The place was packed. There were only a few empty seats. The people were anxiously waiting for the food, music and entertainment at this Soup for the Soul event at the Camp Springs Senior Activity Center. This was the center’s event to give us a warm bowl of soup in celebration of national soup month. The soups were good to enjoy as there were croutons and crackers to eat with chicken and vegetable soup, where each person picked one to enjoy. There was punch and cake to top off this treat. The program included live entertainment with some good old songs the audience enjoyed, standing up, clapping their hands and some even going to the floor to dance.
The songs brought back memories as the musicians played and lifted up the audience singing these songs. The songs included Brick House, Bring it to Me, Your Sweet Loving, Just the Two of Us and several other good oldies. It was good to enjoy the James Brown song Mercy, Mercy, Mercy as people joined in singing with the musicians. The musicians, The Eddie Anderson Project, consisted of Eddie Anderson, Wordell Howard, bass, and Randy Choice, keys.
There was a blue or red soup cup and spoon placed on the table for each person when they sat down. Printed in white on each cup was CSSAC Parks & Recreation M-NCPPC live more, play more pgparks.com.
Yes, we all enjoyed the food, music and fellowship at the center located at 6420 Allentown Road in Camp Springs on Jan. 31.
Would you like some help to learn how to paint? The Sip and Canvas Painting class will offer you the perfect introduction. You will have confidence to pick up your paint brush and do you own artwork. This free class will be held in the Blue Heron room on Friday, Feb. 14, from 10:30 a.m. until noon. Since this is Valentine’s Day, they will have sparkling cider and chocolates for celebrating. You are able to register in the sign-up book located at the front desk. Also on Feb.14 there will be a showing of the movie “Deacons for Defense” in the Potomac room from 12:15 p.m. to 2:30 p.m. This free Friday movie event is the “true story of African-American men who boldly took up arms against the Ku Klux Klan.” You must have your M-NCPPC senior ID to attend this free event where light refreshments will be served. The phone numbers at this center are 301-449-0490 and TTY 301-699-2544. You can call for more information.
The home-going celebration for Lenois C. Jackson was held at Shady Grove Christian Methodist Episcopal Church in Grand Prairie, Texas, on Saturday, Feb. 1, at 11 a.m. Lenois Jackson was the third child born to Leonard L. Cross and Ladessa S. Cross in Washington, D.C., on Aug. 2, 1940. She received her education in the D.C. school system. She attended the First Baptist Church of Deanwood in Washington, D.C., where the Rev. Andrew was the pastor. She was baptized by Pastor Allen and she participated in the youth church there. She continued her participation when she became of age and sang in several choirs in the senior church. She travelled singing with the choir in the D.C. area, nearby Maryland and Virginia as well as Pennsylvania. Her first employment was when she was still in high school as she worked in D.C. at the Catholic University cafeteria. She was employed at the National Institute of Health in Bethesda for 20 plus years and later worked at the National Naval Center in Bethesda for 15 years.
She moved to Denton, Texas, to be near her children and grandchildren.
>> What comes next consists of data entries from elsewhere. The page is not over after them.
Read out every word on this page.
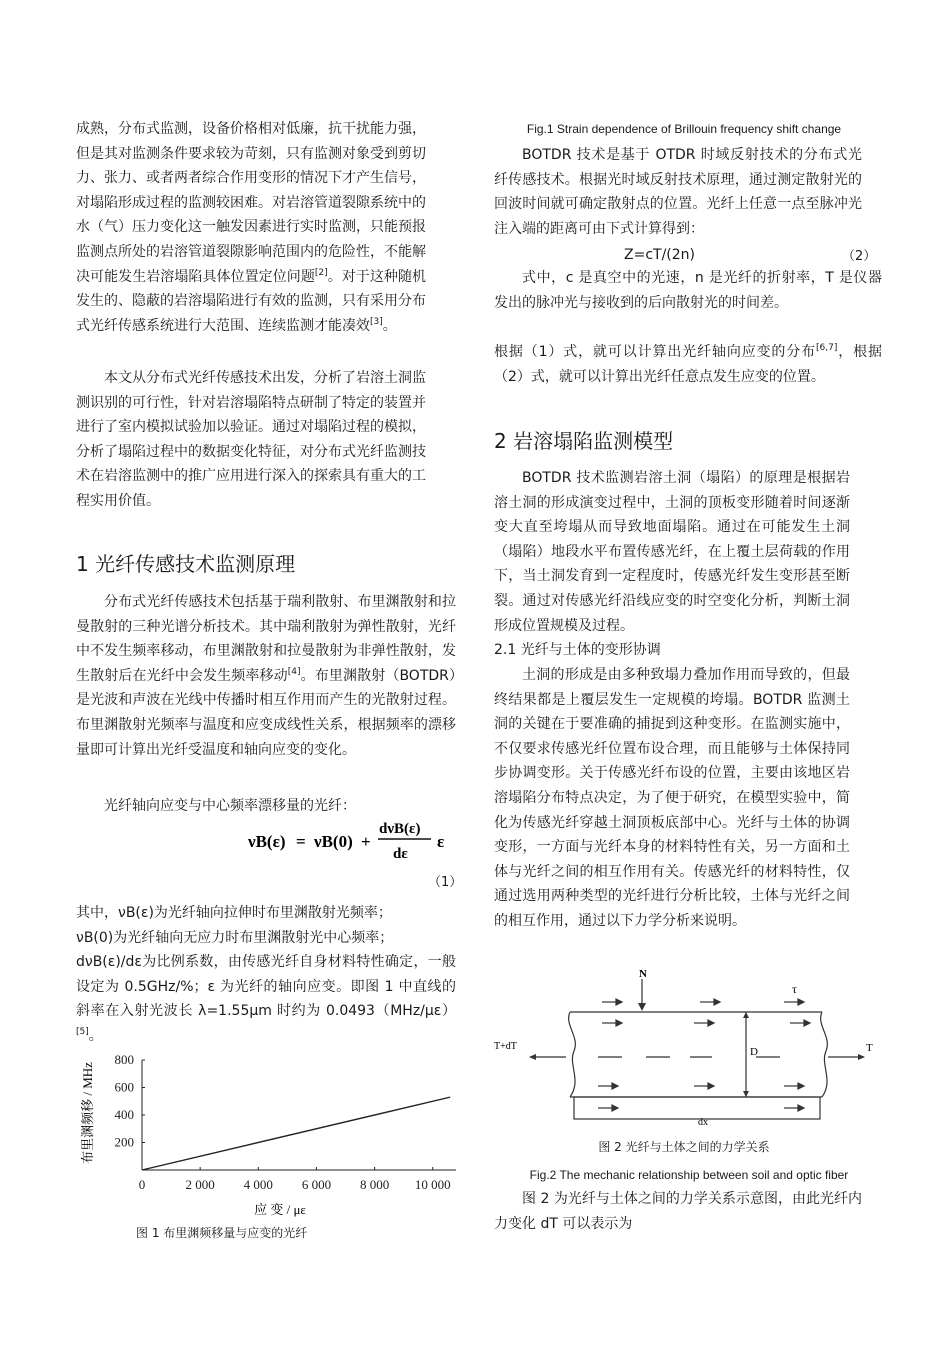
成熟，分布式监测，设备价格相对低廉，抗干扰能力强，但是其对监测条件要求较为苛刻，只有监测对象受到剪切力、张力、或者两者综合作用变形的情况下才产生信号，对塌陷形成过程的监测较困难。对岩溶管道裂隙系统中的水（气）压力变化这一触发因素进行实时监测，只能预报监测点所处的岩溶管道裂隙影响范围内的危险性，不能解决可能发生岩溶塌陷具体位置定位问题[2]。对于这种随机发生的、隐蔽的岩溶塌陷进行有效的监测，只有采用分布式光纤传感系统进行大范围、连续监测才能凑效[3]。

本文从分布式光纤传感技术出发，分析了岩溶土洞监测识别的可行性，针对岩溶塌陷特点研制了特定的装置并进行了室内模拟试验加以验证。通过对塌陷过程的模拟，分析了塌陷过程中的数据变化特征，对分布式光纤监测技术在岩溶监测中的推广应用进行深入的探索具有重大的工程实用价值。

1 光纤传感技术监测原理

分布式光纤传感技术包括基于瑞利散射、布里渊散射和拉曼散射的三种光谱分析技术。其中瑞利散射为弹性散射，光纤中不发生频率移动，布里渊散射和拉曼散射为非弹性散射，发生散射后在光纤中会发生频率移动[4]。布里渊散射（BOTDR）是光波和声波在光线中传播时相互作用而产生的光散射过程。布里渊散射光频率与温度和应变成线性关系，根据频率的漂移量即可计算出光纤受温度和轴向应变的变化。

光纤轴向应变与中心频率漂移量的光纤：

νB(ε) = νB(0) +
dνB(ε)
dε
ε
（1）

其中，νB(ε)为光纤轴向拉伸时布里渊散射光频率；

νB(0)为光纤轴向无应力时布里渊散射光中心频率；

dνB(ε)/dε为比例系数，由传感光纤自身材料特性确定，一般设定为 0.5GHz/%；ε 为光纤的轴向应变。即图 1 中直线的斜率在入射光波长 λ=1.55μm 时约为 0.0493（MHz/με）[5]。

0	2 000 4 000 6 000 8 000 10 000
200
400
600
800
布里渊频移 / MHz
应 变 / με
图 1 布里渊频移量与应变的光纤
Fig.1 Strain dependence of Brillouin frequency shift change

BOTDR 技术是基于 OTDR 时域反射技术的分布式光纤传感技术。根据光时域反射技术原理，通过测定散射光的回波时间就可确定散射点的位置。光纤上任意一点至脉冲光注入端的距离可由下式计算得到：

Z=cT/(2n)	（2）

式中，c 是真空中的光速，n 是光纤的折射率，T 是仪器发出的脉冲光与接收到的后向散射光的时间差。

根据（1）式，就可以计算出光纤轴向应变的分布[6,7]，根据（2）式，就可以计算出光纤任意点发生应变的位置。

2 岩溶塌陷监测模型

BOTDR 技术监测岩溶土洞（塌陷）的原理是根据岩溶土洞的形成演变过程中，土洞的顶板变形随着时间逐渐变大直至垮塌从而导致地面塌陷。通过在可能发生土洞（塌陷）地段水平布置传感光纤，在上覆土层荷载的作用下，当土洞发育到一定程度时，传感光纤发生变形甚至断裂。通过对传感光纤沿线应变的时空变化分析，判断土洞形成位置规模及过程。

2.1 光纤与土体的变形协调

土洞的形成是由多种致塌力叠加作用而导致的，但最终结果都是上覆层发生一定规模的垮塌。BOTDR 监测土洞的关键在于要准确的捕捉到这种变形。在监测实施中，不仅要求传感光纤位置布设合理，而且能够与土体保持同步协调变形。关于传感光纤布设的位置，主要由该地区岩溶塌陷分布特点决定，为了便于研究，在模型实验中，简化为传感光纤穿越土洞顶板底部中心。光纤与土体的协调变形，一方面与光纤本身的材料特性有关，另一方面和土体与光纤之间的相互作用有关。传感光纤的材料特性，仅通过选用两种类型的光纤进行分析比较，土体与光纤之间的相互作用，通过以下力学分析来说明。

N
τ
D
T+dT	T
dx
图 2 光纤与土体之间的力学关系
Fig.2 The mechanic relationship between soil and optic fiber

图 2 为光纤与土体之间的力学关系示意图，由此光纤内力变化 dT 可以表示为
She joined Shady Grove Christian Methodist Episcopal Church where she served as the mother of the church. She was also a member of the missionary and hospitality board. She loved poetry and wrote some very inspirational poems which she shared with her family, friends, neighbors and church members.
The church services included singing, reading scripture and poems, praise dancing and the eulogy by the Rev. Ben Reese.
There were active pallbearers as well as honorary pallbearers, who were her brothers, Leonard L. Cross and Kevin Cross, who traveled from North Carolina and Maryland for the funeral. She had sisters, Priscilla F. Jones, Adrienne Davis, Evelyn Perry, Varella Bruce and Desiree Cross and another brother, William Cross. All live in Maryland except Bruce who lives in Pennsylvania. Jackson had two daughters, Patrice Snowden and Veronica Osgood, one son, Owen Cook, and two sons-in-law, nine grandchildren and a host of family and church members who loved her dearly. Peoples Funeral Home & Chapel directed and led them to the Oak Grove Memorial Gardens in Irving, Texas, for the burial.